The country has been attracting Irish investors for some years, but its economy did not see as huge an influx of foreign investment as other European countries during the boom years.
Most smaller investors neglected Germany in favour of eastern European countries - such as Poland, Bulgaria and Turkey - and pinned their hopes on promises of double digit capital appreciation. Some more savvy investors chose Berlin and are likely to stick with it.
Its population prefers to rent and so there’s a ready supply of good tenants.
The country has suffered in the recession, but its property prices have decreased by only a limited amount.
Buyers considering investing, in particular those taking a long term view of between five and ten years, should benefit from the recent downturn in prices, agents are arguing.
There are now some signs that investors are considering coming back to the market.
Propfund Germany, a Berlin based property investment company, specialises in acquiring and managing residential buildings in Berlin and neighbouring cities.
The company, part of the Eurix Development group, has offered Irish investors the opportunity to invest privately in the German market.
Investments can be made from €30,000 up to €3 million through its latest fund, Propfund Residential.
The company, which has been based in the German capital for 15 years, aims to acquire up to 500 residential units in Berlin by the end of the year.
These acquisitions will be financed by raising €10 million in private equity and €20 million in preferential German bank financing. Propfund Germany acquires residential buildings at reduced prices which are profitable and self-financing.

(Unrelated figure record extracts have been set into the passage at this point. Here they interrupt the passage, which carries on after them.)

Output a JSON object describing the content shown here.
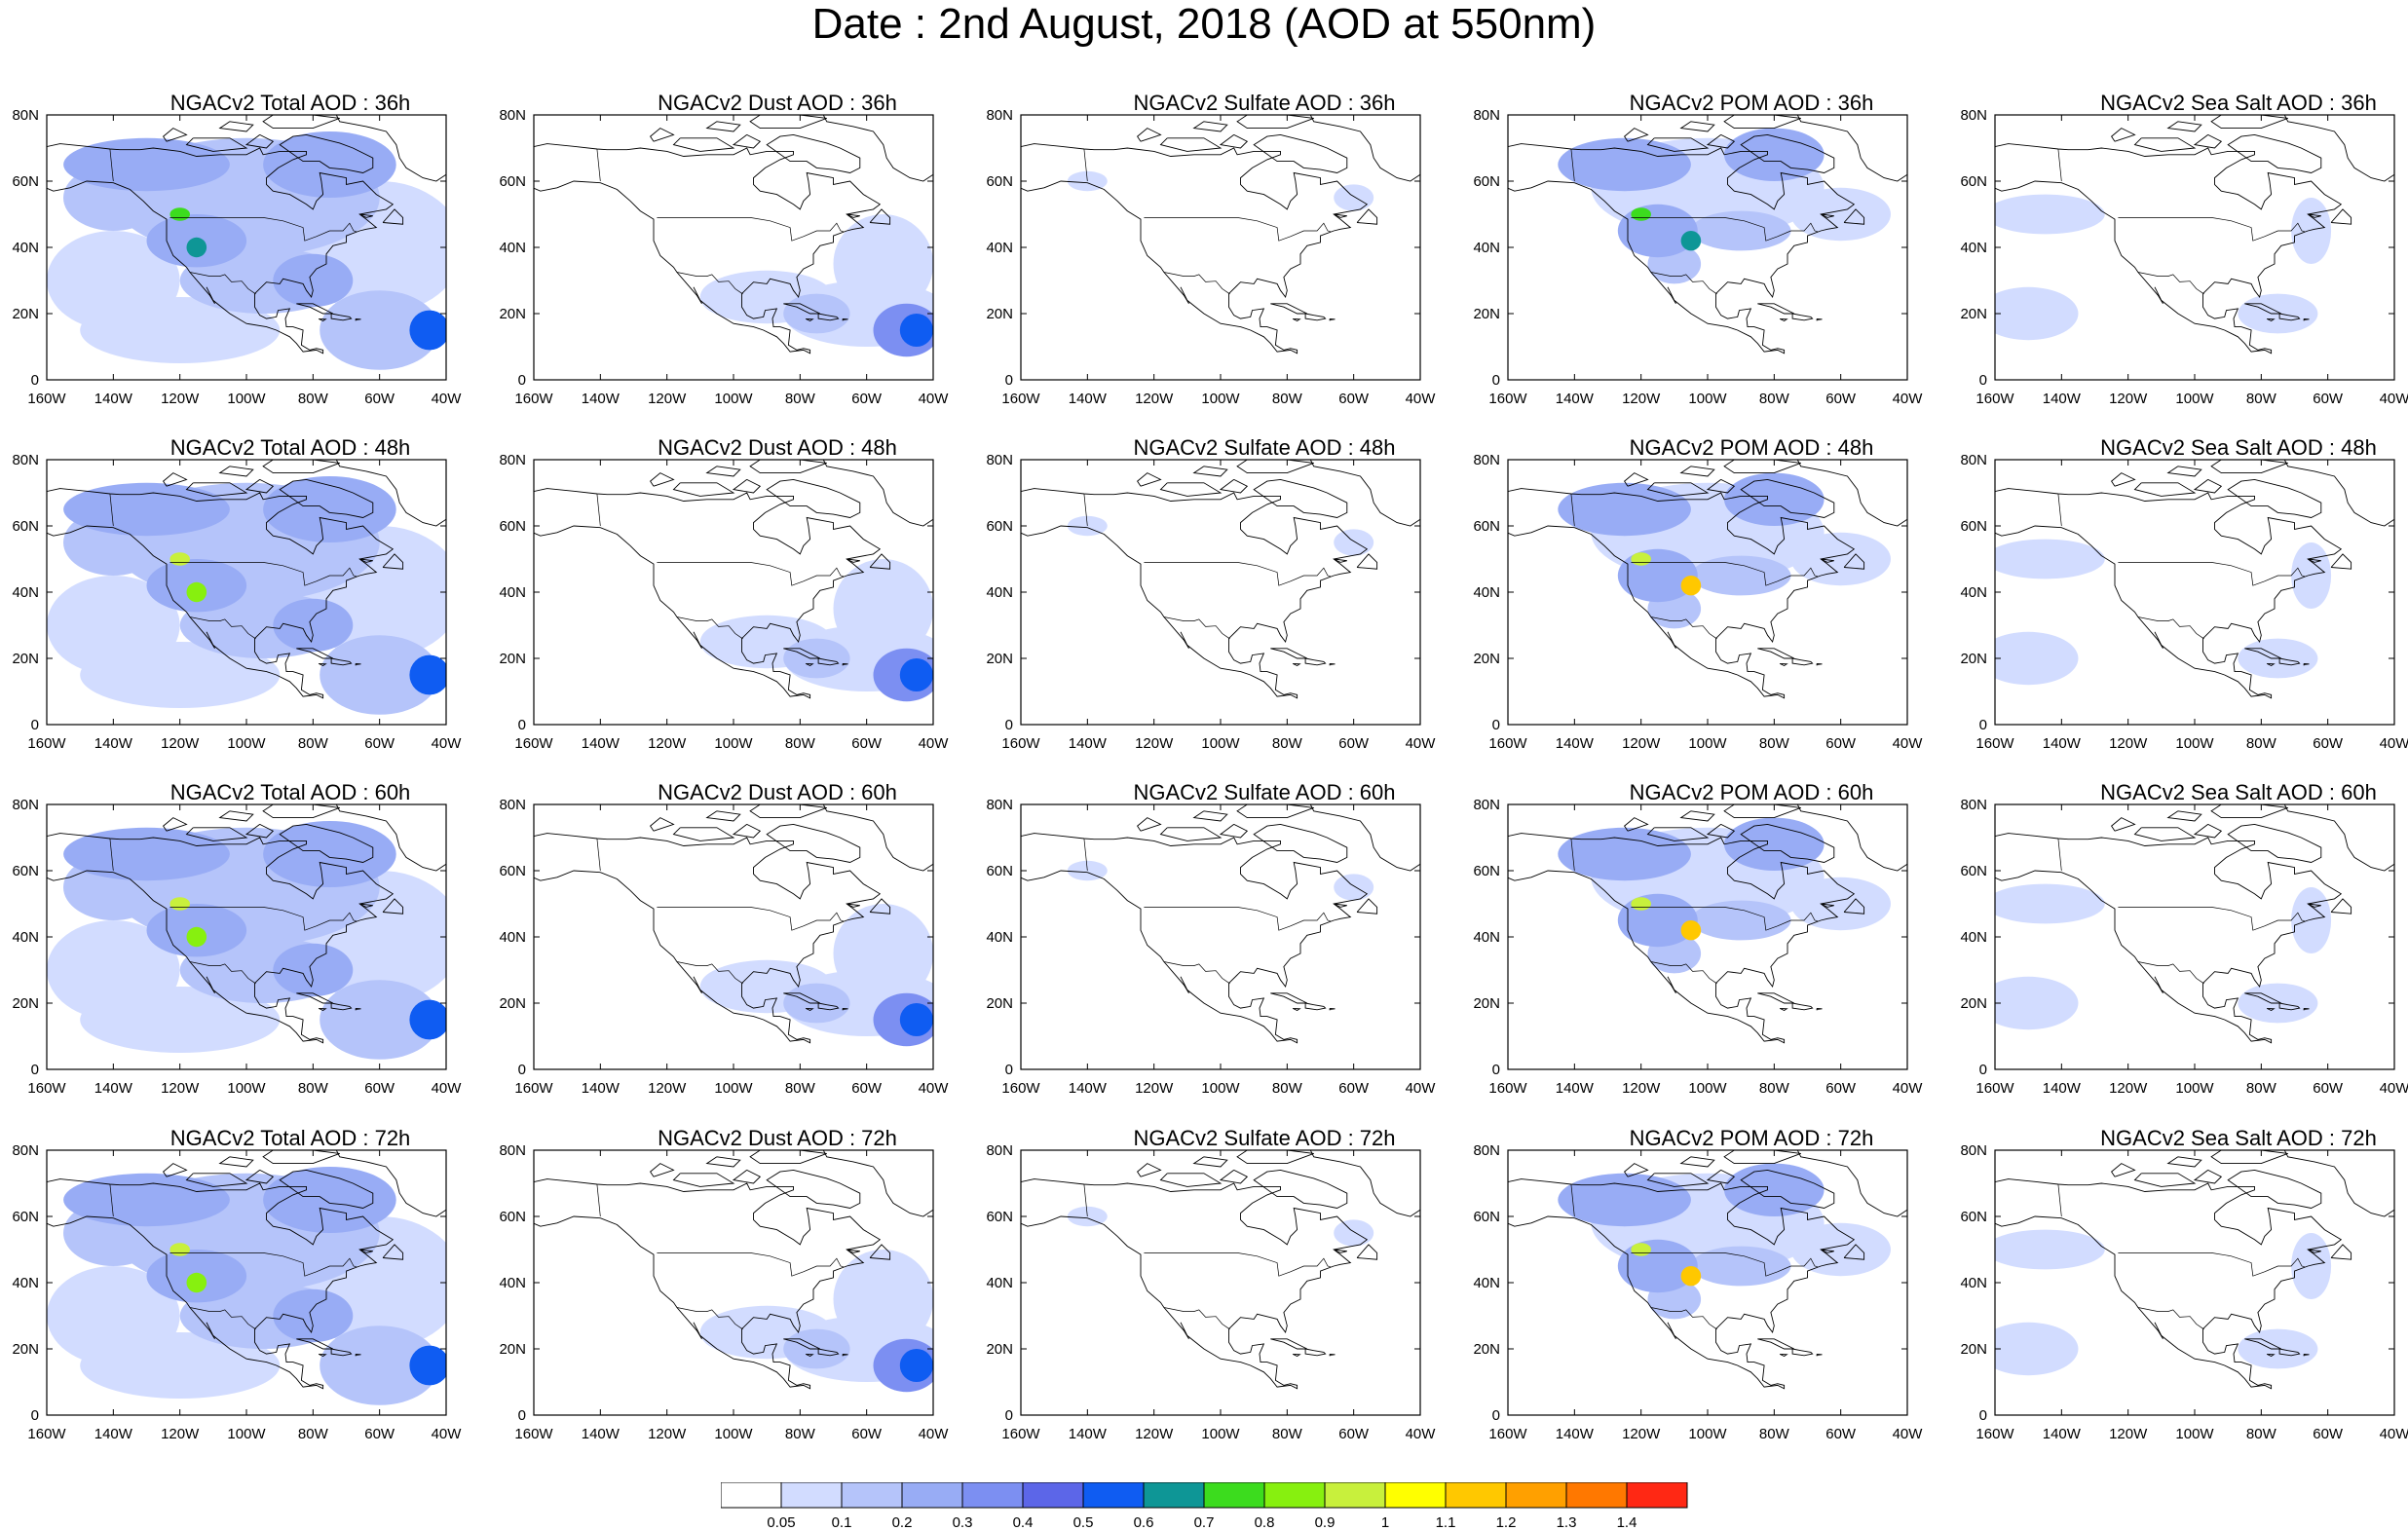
{
  "title": "Date : 2nd August, 2018 (AOD at 550nm)",
  "lon_labels": [
    "160W",
    "140W",
    "120W",
    "100W",
    "80W",
    "60W",
    "40W"
  ],
  "lat_labels": [
    "0",
    "20N",
    "40N",
    "60N",
    "80N"
  ],
  "panels": [
    [
      "NGACv2 Total AOD : 36h",
      "NGACv2 Dust AOD : 36h",
      "NGACv2 Sulfate AOD : 36h",
      "NGACv2 POM AOD : 36h",
      "NGACv2 Sea Salt AOD : 36h"
    ],
    [
      "NGACv2 Total AOD : 48h",
      "NGACv2 Dust AOD : 48h",
      "NGACv2 Sulfate AOD : 48h",
      "NGACv2 POM AOD : 48h",
      "NGACv2 Sea Salt AOD : 48h"
    ],
    [
      "NGACv2 Total AOD : 60h",
      "NGACv2 Dust AOD : 60h",
      "NGACv2 Sulfate AOD : 60h",
      "NGACv2 POM AOD : 60h",
      "NGACv2 Sea Salt AOD : 60h"
    ],
    [
      "NGACv2 Total AOD : 72h",
      "NGACv2 Dust AOD : 72h",
      "NGACv2 Sulfate AOD : 72h",
      "NGACv2 POM AOD : 72h",
      "NGACv2 Sea Salt  AOD : 72h"
    ]
  ],
  "colorbar": {
    "labels": [
      "0.05",
      "0.1",
      "0.2",
      "0.3",
      "0.4",
      "0.5",
      "0.6",
      "0.7",
      "0.8",
      "0.9",
      "1",
      "1.1",
      "1.2",
      "1.3",
      "1.4"
    ],
    "colors": [
      "#ffffff",
      "#d2dcff",
      "#b5c4fa",
      "#98acf5",
      "#7c8ff2",
      "#5c66e8",
      "#0f5cf2",
      "#0e9696",
      "#3cdc1e",
      "#87f00f",
      "#c8f03c",
      "#ffff00",
      "#ffc800",
      "#ffa000",
      "#ff7800",
      "#ff2814"
    ]
  }
}
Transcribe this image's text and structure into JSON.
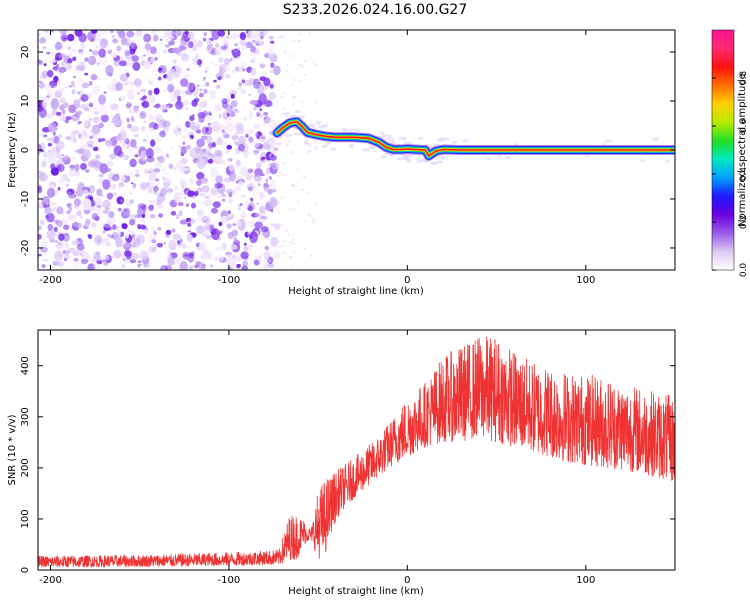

Sales and marketing director David Healy said that this resulted in the annual rental income being able to cover the mortgage repayments, management fees, maintenance and generate a profit for shareholders of between 7 per cent and 10 per cent per annum.
A Dublin native, Healy said property prices had not declined as badly in Germany as in Ireland but that some of the banks in Germany were struggling to become more liquid and consequently were beginning to sell their portfolios.
‘‘Therefore there are a lot more deals out there. The institutions and banks are being forced to sell properties, that’s why we’re only looking at these distressed sales," he said.
The firm is in the process of acquiring five residential units in Berlin, all of which are fully let. In the Pankow area of the city, Propfund aims to purchase the six-unit building on Bahnhofstrasse for €460,000 with a rental yield of 8.74 per cent.
For an investment of €2.78 million, the firm plans to purchase a 74-unitbuilding in Lindenstrasse in Brandenburg, which will produce a rental yield of 9.89 per cent. The fully-managed fund is regulated by the German Financial Regulator and returns will be paid to shareholders each year throughout the fund period of 10 years.
‘‘Due to its strong rental market, Germany has always been a location of huge interest for Irish investors. It has a highly regulated rental market, with 82 per cent of Berliners preferring to rent rather than buy their family home," Healy said.
He said the lending criteria in Germany, however, had restricted many British and Irish investors.
‘‘A lot more Irish would have invested except for the strict lending situation. Overseas investors of individual units will only secure an LTV of 50-60 per cent. That’s why we established Propfund Germany. This way overseas investors can avail of Germany lending as the units are bought as buildings rather than individual units."
In recent months, Healy said, he has found an increased number of enquiries from Irish investors. Much of the interest, he said, had been in investing amounts in the region of €50,000.
The growing interest in its latest fund has led Propfund Germany to open an Irish office.
Healy will manage the Dublin office next month.